Death Penalty: Yes
Mississippi River. Photo by NSBP.
From 1817-1940, all executions in Mississippi were carried out by hanging. The first execution by electrocution took place on October 11, 1940. From then until 1952, the electric chair was moved from county to county for 75 executions. Inmates were executed by lethal gas from 1954-1989. In 1984, the Mississippi legislature amended the state's death penalty statute to provide for lethal injection for all individuals sentenced to death after the law went into effect. Inmates sentenced prior to the change were still executed by lethal gas.
Sabrina Butler was 17 years old when her 9-month old son, who had a heart murmur, stopped breathing. After attempts to resuscitate her son, Butler rushed to the hospital, where the young child was pronounced dead. The following day Butler was arrested for child abuse due to the bruises left by her resuscitation attempts. She was interrogated by the police and then prosecuted. Then, in 1990, she was convicted of capital murder and sentenced to death.
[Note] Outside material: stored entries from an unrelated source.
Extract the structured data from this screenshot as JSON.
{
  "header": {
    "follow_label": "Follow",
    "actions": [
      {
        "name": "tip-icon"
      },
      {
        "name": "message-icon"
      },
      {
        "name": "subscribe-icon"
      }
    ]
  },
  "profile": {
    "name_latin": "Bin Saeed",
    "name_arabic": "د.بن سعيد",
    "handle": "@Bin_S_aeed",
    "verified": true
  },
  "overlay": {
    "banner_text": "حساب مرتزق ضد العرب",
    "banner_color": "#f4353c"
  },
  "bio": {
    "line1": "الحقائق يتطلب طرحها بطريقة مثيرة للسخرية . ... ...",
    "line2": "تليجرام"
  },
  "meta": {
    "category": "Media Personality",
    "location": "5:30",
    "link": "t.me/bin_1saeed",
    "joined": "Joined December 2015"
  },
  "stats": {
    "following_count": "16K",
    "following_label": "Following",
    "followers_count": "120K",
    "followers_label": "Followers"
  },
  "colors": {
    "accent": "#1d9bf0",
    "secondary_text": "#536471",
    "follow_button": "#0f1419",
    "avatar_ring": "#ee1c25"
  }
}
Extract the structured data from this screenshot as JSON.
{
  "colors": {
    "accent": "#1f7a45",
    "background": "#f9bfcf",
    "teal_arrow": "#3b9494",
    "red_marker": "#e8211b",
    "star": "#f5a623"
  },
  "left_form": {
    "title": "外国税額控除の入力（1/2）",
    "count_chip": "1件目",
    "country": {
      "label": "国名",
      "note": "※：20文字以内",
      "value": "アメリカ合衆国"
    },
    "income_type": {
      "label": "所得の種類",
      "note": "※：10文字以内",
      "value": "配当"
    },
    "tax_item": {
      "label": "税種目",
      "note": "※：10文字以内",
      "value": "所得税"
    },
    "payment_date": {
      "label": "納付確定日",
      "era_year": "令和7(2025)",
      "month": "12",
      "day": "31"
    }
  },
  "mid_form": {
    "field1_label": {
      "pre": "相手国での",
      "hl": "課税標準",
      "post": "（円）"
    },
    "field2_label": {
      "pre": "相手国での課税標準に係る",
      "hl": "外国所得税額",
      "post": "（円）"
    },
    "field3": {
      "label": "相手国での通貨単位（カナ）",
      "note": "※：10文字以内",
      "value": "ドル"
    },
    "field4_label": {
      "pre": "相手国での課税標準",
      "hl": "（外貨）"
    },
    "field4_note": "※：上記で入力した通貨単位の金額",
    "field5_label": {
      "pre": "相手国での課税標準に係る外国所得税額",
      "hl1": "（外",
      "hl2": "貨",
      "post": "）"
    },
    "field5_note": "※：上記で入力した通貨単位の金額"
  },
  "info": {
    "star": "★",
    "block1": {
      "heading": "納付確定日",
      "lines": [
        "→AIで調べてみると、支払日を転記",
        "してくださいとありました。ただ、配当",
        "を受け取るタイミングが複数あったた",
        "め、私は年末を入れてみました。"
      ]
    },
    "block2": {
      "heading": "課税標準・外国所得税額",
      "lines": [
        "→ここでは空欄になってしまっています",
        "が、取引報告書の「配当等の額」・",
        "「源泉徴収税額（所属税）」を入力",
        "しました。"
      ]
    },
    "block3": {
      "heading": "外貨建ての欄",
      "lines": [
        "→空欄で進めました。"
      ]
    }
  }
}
Her conviction was overturned by the Mississippi Supreme Court in 1992. (Butler v. State, 608 So.2d 314 (Miss. 1992)). The court said that the prosecution had failed to prove that the incident was anything more than an accident. At re-trial, she was acquitted on Dec. 17, 1995 after a very brief jury deliberation. It is now believed that the baby may have died either of cystic kidney disease or from sudden infant death syndrome (SIDS).
Milestones in abolition/reinstatement
In 2011, a bill was introduced to impose a moratorium on executions. The bill did not pass the state legislature.
Other interesting facts
Mississippi was one of two states to use a portable electric chair.